Students get hands-on at the H2 Oh Yeah! challenge.
And I delivered a message to them straight from President Obama: Even though the competition may be over, we’re counting on you to keep up your studies in science, technology, engineering, and math.
These teens, and so many like them across the country, are the next generation of leaders we’re going to be looking toward as we build the 21st century transportation systems we all need and deserve.
And that's why President Obama is committed to strengthening our education system--so that every child in America has the tools they need to not just shape their own future, but to shape America’s future as well.
The fact is, there’s no greater economic policy than one that invests in our children's future and helps America out-educate the world. And there's never been a better time to be in transportation.
The winning team from Miami Valley Career Technology Center in Clayton, Ohio.

I'm happy that the Secretary of Education had such a favorable opinion of the work of our teams on the Construction Challenge. However, the current education policy is wrong-headed to believe that the current trend towards standardization will produce the types of students that were represent in the audience last night.
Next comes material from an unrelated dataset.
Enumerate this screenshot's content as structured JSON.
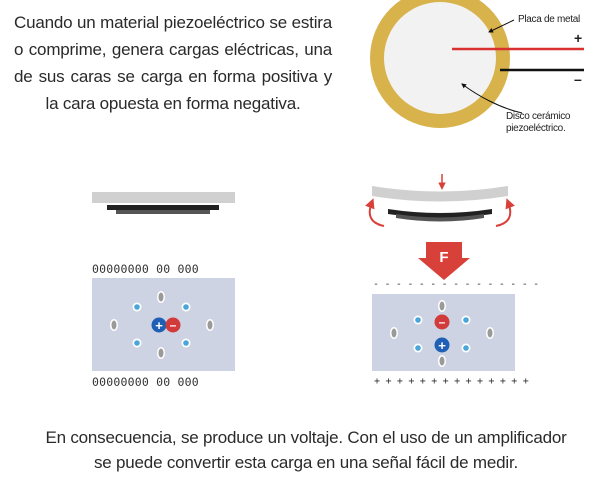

My daughter, a member of the 3rd place overall team from Carrollton, Texas, has participated in the Destination Imagination program to improve her critical thinking and problem solving skills since 3rd grade BECAUSE I was so concerned that the test-driven atmosphere in her school would not provide her a well-rounded education.
Yes, all of these students are strong math and science students, but they are far better students because of the project-based approach they have experienced through these types of programs, NOT because they have been tested their entire school careers under NCLB.
The current education policies that are requesting more testing will not create the type of workforce that can imagine and create a new American infrastructure. Nor will this happen in a system that favors math and science courses over history and the arts. This will only happen when we support all of our schools and teachers both financially and in our rhetoric. As our politicians pick apart the American education system, they are also reducing the opportunity for our students to thrive and grow into the adults we will need to build the future.
Posted by: Dr. Carol L. Revelle | March 25, 2011 at 02:50 PM
I totally agree to your post. It is a good practice to give students challenge specially problems that are encountered on our daily lives and are realistic. They are our future leaders and the successor of our current jobs. They should learn early and perhaps good ideas will emerge from fresh minds.